Except for a few notable cases, we are still at the first-generation stage of these systems, but the potential is massive and I’d like to give you some idea of what will probably happen in the near future.
Smarter storage is just around the corner
One interesting thing I saw last week came from Coho Data, a scale-out storage solution. Coho is developing the ability to run containerised code into their servers triggered by events.
For example, if a new movie file lands in a specific portion of the storage, it could be re-encoded in different formats thanks to Coho APIs and a few lines of code. Another example is that with a similar feature, you can build applications that can run into the storage analysing and managing data very intelligently and in function of your exact needs.
The number of applications is endless:
- A specific back-up procedure that sends your snapshots to the cloud?
- Adding new interfaces and protocols to your storage?
- Implementing in-place data analytics?

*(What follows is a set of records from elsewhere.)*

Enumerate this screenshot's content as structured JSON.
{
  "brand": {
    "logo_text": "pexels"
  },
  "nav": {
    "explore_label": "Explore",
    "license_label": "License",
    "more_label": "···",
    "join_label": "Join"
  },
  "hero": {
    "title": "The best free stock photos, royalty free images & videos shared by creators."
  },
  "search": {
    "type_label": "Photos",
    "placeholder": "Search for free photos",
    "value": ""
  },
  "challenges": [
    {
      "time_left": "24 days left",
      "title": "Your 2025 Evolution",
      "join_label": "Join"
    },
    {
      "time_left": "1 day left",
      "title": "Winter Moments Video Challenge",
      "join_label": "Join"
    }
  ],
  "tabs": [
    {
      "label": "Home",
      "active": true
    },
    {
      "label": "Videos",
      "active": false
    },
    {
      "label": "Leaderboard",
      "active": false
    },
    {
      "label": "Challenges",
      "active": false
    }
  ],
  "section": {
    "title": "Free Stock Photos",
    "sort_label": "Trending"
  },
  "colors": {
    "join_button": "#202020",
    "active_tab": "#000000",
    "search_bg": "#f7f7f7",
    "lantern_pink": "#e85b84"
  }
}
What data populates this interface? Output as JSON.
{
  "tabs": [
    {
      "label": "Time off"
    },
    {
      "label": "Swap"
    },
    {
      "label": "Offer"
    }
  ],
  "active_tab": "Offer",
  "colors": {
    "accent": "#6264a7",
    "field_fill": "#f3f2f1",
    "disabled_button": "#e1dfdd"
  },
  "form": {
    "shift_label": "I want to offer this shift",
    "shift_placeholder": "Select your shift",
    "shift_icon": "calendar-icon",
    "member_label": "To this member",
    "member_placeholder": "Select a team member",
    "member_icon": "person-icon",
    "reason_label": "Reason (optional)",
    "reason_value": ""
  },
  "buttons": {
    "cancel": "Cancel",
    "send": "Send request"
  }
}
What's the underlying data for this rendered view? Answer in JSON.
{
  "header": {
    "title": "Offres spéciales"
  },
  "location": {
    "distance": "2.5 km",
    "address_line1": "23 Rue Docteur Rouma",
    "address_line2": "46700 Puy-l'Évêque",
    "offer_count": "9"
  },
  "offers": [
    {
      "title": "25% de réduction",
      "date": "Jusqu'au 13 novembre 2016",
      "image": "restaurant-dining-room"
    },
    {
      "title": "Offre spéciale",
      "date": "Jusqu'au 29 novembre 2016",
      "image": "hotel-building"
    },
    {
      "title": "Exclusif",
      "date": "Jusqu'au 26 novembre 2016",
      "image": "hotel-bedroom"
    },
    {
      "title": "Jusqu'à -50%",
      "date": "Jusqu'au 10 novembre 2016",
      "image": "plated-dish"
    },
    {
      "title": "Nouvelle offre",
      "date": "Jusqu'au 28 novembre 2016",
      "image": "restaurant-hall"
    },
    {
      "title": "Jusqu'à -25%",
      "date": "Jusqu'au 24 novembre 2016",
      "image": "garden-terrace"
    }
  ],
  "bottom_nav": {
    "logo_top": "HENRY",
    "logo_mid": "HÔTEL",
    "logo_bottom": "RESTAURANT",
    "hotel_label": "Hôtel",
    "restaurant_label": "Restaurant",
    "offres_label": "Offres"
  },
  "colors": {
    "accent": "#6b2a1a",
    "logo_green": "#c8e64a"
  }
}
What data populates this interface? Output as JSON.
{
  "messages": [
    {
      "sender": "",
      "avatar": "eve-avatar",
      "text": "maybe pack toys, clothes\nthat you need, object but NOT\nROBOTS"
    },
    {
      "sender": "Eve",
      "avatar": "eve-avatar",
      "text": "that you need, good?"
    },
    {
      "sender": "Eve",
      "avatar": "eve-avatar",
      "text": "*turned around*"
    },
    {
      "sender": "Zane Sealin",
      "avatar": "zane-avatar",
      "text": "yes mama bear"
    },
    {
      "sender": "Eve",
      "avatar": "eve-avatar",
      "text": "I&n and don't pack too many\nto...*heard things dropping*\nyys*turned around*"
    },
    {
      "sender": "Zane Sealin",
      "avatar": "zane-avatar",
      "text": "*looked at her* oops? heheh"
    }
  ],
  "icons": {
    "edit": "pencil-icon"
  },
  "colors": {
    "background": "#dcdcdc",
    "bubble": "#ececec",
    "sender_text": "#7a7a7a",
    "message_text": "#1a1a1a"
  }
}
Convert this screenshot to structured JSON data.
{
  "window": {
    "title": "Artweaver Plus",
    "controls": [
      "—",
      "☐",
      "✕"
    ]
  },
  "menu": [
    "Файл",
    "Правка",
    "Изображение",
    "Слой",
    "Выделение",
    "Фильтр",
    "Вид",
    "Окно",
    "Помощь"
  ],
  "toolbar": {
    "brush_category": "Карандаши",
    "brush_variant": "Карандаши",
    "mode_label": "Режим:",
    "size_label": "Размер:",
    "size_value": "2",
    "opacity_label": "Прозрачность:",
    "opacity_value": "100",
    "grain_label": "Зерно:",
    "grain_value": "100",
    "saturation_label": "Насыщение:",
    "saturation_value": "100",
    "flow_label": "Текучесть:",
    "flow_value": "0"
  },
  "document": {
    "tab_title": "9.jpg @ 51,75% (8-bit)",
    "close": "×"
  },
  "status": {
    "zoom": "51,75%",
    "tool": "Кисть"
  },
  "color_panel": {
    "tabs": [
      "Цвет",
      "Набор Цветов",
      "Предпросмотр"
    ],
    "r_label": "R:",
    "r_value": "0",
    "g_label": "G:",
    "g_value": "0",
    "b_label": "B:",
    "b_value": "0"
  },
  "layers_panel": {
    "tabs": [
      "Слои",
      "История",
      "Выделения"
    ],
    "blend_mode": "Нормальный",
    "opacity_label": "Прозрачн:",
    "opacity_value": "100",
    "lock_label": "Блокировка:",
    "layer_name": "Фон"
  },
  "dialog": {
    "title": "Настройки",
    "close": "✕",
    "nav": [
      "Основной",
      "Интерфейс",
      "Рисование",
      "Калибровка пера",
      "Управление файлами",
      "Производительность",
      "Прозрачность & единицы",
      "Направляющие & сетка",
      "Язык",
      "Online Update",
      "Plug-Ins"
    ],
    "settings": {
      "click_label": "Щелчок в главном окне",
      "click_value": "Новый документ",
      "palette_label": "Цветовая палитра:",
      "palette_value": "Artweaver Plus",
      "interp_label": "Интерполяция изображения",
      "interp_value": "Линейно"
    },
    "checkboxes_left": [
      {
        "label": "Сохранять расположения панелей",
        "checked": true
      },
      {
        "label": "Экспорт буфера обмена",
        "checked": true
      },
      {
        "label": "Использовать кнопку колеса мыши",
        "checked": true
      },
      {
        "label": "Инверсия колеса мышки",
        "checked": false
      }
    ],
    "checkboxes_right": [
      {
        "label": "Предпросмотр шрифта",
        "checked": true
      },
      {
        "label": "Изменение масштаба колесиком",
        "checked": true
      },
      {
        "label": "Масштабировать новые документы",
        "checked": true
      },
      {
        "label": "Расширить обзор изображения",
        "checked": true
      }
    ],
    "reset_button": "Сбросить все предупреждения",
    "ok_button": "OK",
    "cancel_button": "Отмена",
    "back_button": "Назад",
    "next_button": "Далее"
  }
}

Data streaming analytics?
- Constantly looking at access patterns to find potential data breaches or leaks?
The only limit is your imagination.
Yes, there are physical limits imposed by CPU usage, but I’m sure that, as it happens for standard hyper-converged infrastructures, vendors will be able to find the right balance or to propose specialised nodes.
In fact, from a certain point of view this is very similar to a hyper-converged infrastructure, but with an major difference: no hypervisor and no VMs. A lightweight, dockerised approach which can be very powerful while consuming fewer resources. It’s like building your very specialised appliance out of commodity hardware and software.